With baby Paul, she moved to Wellington, where she enrolled at Teachers’ College, but the principal rumbled her status: “my board is not going to tolerate this” he intoned, but added that the NZEI would allow married women. With some devious chicanery, Karen became “Mrs Phillip” and completed her training. She found a state house in Naenae and began her probationary year at Gracefield Primary School, with Paul in civic day care in Lower Hutt.

When Paul was eight, Karen joined the Department of Education as assistant editor of careers leaflets, then went to the Department of Labour. In 1972 she took a year off to work for the Public Service Association and rejoined the department. Then in her mid-thirties, Karen married Brian Butterworth, a computer software engineer she had met at a Labour Party function. She finished her degree at Victoria, gaining a B.A. (Hons) in Sociology.

In the early 1980s Karen & Brian bought around three acres in Kirk Street, where they planted kiwifruit, which would hopefully give them a measure of self-sufficiency in later life. They came to live in Otaki in 1987. Brian at first commuted to work for Fujitsu in Wellington. In the weekends he helped Karen with the orchard. They had 13 neighbours, and found Kirk Street a warm welcoming village street.

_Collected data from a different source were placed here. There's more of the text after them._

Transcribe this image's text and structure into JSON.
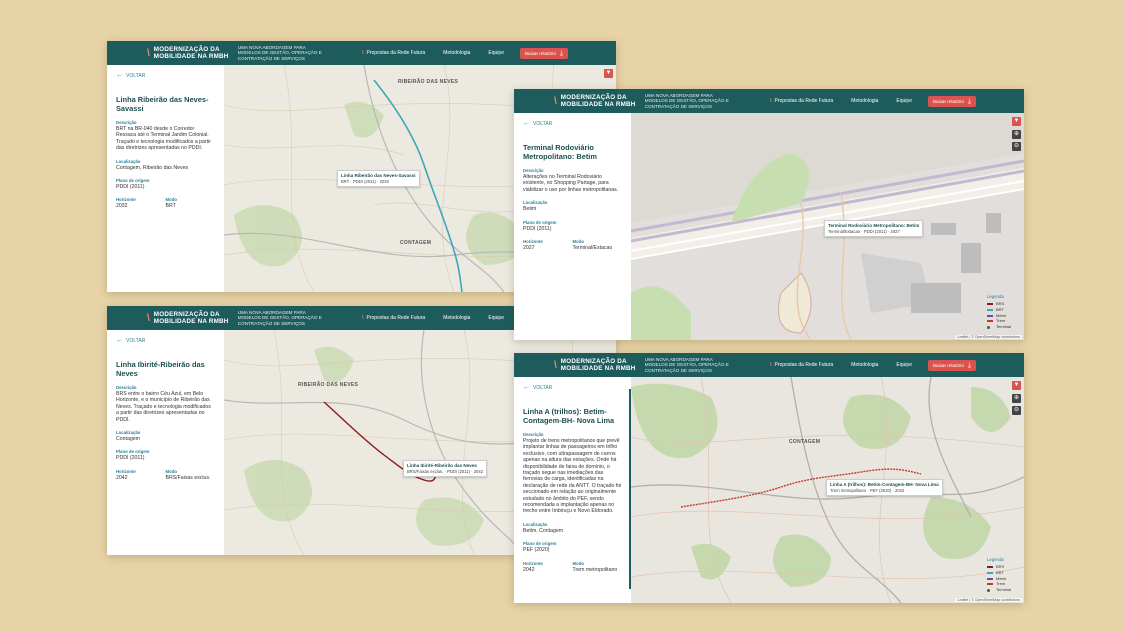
{
  "header": {
    "brand": "MODERNIZAÇÃO DA MOBILIDADE NA RMBH",
    "tagline": "UMA NOVA ABORDAGEM PARA MODELOS DE GESTÃO, OPERAÇÃO E CONTRATAÇÃO DE SERVIÇOS",
    "nav_proposals": "Propostas da Rede Futura",
    "nav_methodology": "Metodologia",
    "nav_team": "Equipe",
    "download_button": "Baixar relatório"
  },
  "common": {
    "back": "VOLTAR",
    "desc_label": "Descrição",
    "loc_label": "Localização",
    "plan_label": "Plano de origem",
    "horizon_label": "Horizonte",
    "mode_label": "Modo",
    "legend_title": "Legenda",
    "legend_items": [
      "BRS",
      "BRT",
      "Metrô",
      "Trem",
      "Terminal"
    ],
    "attribution": "Leaflet | © OpenStreetMap contributors"
  },
  "colors": {
    "header": "#1d5b5c",
    "accent": "#d9534f",
    "brt": "#3aa8b8",
    "brs": "#8b1a1a",
    "train": "#c0392b"
  },
  "screens": [
    {
      "title": "Linha Ribeirão das Neves-Savassi",
      "description": "BRT na BR-040 desde o Corredor Ressaca até o Terminal Jardim Colonial. Traçado e tecnologia modificados a partir das diretrizes apresentadas no PDDI.",
      "location": "Contagem, Ribeirão das Neves",
      "plan": "PDDI (2011)",
      "horizon": "2032",
      "mode": "BRT",
      "popup_title": "Linha Ribeirão das Neves-Savassi",
      "popup_sub": "BRT · PDDI (2011) · 2032",
      "map_labels": [
        "Ribeirão das Neves",
        "Contagem"
      ]
    },
    {
      "title": "Linha Ibirité-Ribeirão das Neves",
      "description": "BRS entre o bairro Céu Azul, em Belo Horizonte, e o município de Ribeirão das Neves. Traçado e tecnologia modificados a partir das diretrizes apresentadas no PDDI.",
      "location": "Contagem",
      "plan": "PDDI (2011)",
      "horizon": "2042",
      "mode": "BRS/Faixas exclus.",
      "popup_title": "Linha Ibirité-Ribeirão das Neves",
      "popup_sub": "BRS/Faixas exclus. · PDDI (2011) · 2042",
      "map_labels": [
        "Ribeirão das Neves"
      ]
    },
    {
      "title": "Terminal Rodoviário Metropolitano: Betim",
      "description": "Alterações no Terminal Rodoviário existente, no Shopping Partage, para viabilizar o uso por linhas metropolitanas.",
      "location": "Betim",
      "plan": "PDDI (2011)",
      "horizon": "2027",
      "mode": "Terminal/Estacao",
      "popup_title": "Terminal Rodoviário Metropolitano: Betim",
      "popup_sub": "Terminal/Estacao · PDDI (2011) · 2027"
    },
    {
      "title": "Linha A (trilhos): Betim-Contagem-BH- Nova Lima",
      "description": "Projeto de trens metropolitanos que prevê implantar linhas de passageiros em trilho exclusivo, com ultrapassagem de carros apenas na altura das estações. Onde há disponibilidade de faixa de domínio, o traçado segue nas imediações das ferrovias de carga, identificadas na declaração de rede da ANTT. O traçado foi seccionado em relação ao originalmente estudado no âmbito do PEF, sendo recomendada a implantação apenas no trecho entre Imbiruçu e Novo Eldorado.",
      "location": "Betim, Contagem",
      "plan": "PEF (2020)",
      "horizon": "2042",
      "mode": "Trem metropolitano",
      "popup_title": "Linha A (trilhos): Betim-Contagem-BH- Nova Lima",
      "popup_sub": "Trem metropolitano · PEF (2020) · 2042",
      "map_labels": [
        "Contagem"
      ]
    }
  ]
}
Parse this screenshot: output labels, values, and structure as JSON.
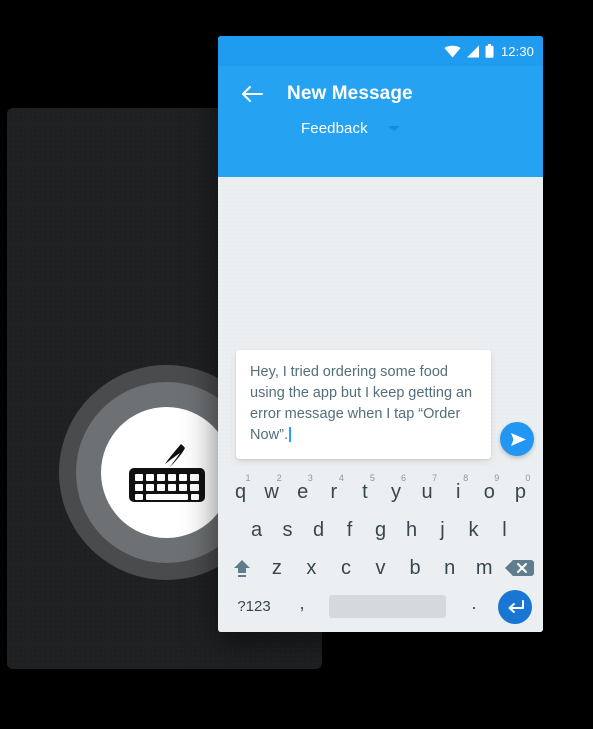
{
  "status_bar": {
    "time": "12:30",
    "icons": [
      "wifi-icon",
      "signal-icon",
      "battery-icon"
    ]
  },
  "app_bar": {
    "back_icon": "back-arrow-icon",
    "title": "New Message",
    "category_label": "Feedback",
    "caret_icon": "chevron-down-icon",
    "background_color": "#26a2f2"
  },
  "conversation": {
    "message_text": "Hey, I tried ordering some food using the app but I keep getting an error message when I tap “Order Now”.",
    "send_icon": "send-icon",
    "send_button_color": "#2196f3",
    "background_color": "#eceff1"
  },
  "keyboard": {
    "row1": [
      {
        "letter": "q",
        "num": "1"
      },
      {
        "letter": "w",
        "num": "2"
      },
      {
        "letter": "e",
        "num": "3"
      },
      {
        "letter": "r",
        "num": "4"
      },
      {
        "letter": "t",
        "num": "5"
      },
      {
        "letter": "y",
        "num": "6"
      },
      {
        "letter": "u",
        "num": "7"
      },
      {
        "letter": "i",
        "num": "8"
      },
      {
        "letter": "o",
        "num": "9"
      },
      {
        "letter": "p",
        "num": "0"
      }
    ],
    "row2": [
      "a",
      "s",
      "d",
      "f",
      "g",
      "h",
      "j",
      "k",
      "l"
    ],
    "row3_letters": [
      "z",
      "x",
      "c",
      "v",
      "b",
      "n",
      "m"
    ],
    "shift_icon": "shift-icon",
    "backspace_icon": "backspace-icon",
    "symbols_label": "?123",
    "comma_label": ",",
    "period_label": ".",
    "space_label": "",
    "enter_icon": "enter-icon",
    "enter_color": "#1976d2",
    "key_text_color": "#37474f"
  },
  "illustration": {
    "panel_color": "#1f2022",
    "ring_outer_color": "#4a4b4d",
    "ring_inner_color": "#6e7173",
    "ring_center_color": "#ffffff",
    "glyph_icon": "keyboard-with-swipe-icon"
  }
}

They have enjoyed three decades in Otaki, and will leave with regret.

Karen first learned Maori while in Auckland, and latterly enrolled at Te Wananga o Raukawa to further her Te Reo. Surviving the first year, she ruefully says she “got lost in year two”. She recalls the “two parallel universes in Otaki, mitigated by the interrelationships that still count amongst the older people”.

Her warm view of Otaki is one of cultural richness, with intercultural understanding still on the way to full maturity.She observes that old Otaki families behave like a huge extended family: with quarrels, feuds and support, coming together for important events. It’s evident that Karen’s heart will remain in Otaki.

Karen Butterworth served three years on the Otaki Community Board from in the 1990s, was an early member of the Otaki Women’s Health Group, and has participated in many voluntary organisations.

From her early days, Karen Butterworth has always been a writer and poet. Her CV tells of published biographies, novels, short stories and poetry, fiction and non-fiction too long to mention.

Her CV notes whimsically ” Karen Peterson Butterworth is of Paleolithic British, Celtic, Viking, Anglosaxon, and god-knows-what-else, descent. She loves words , and possesses hybrid vigour, small-island cunning and stubbornness. She has published a bit and has some prize certificates on her study wall.”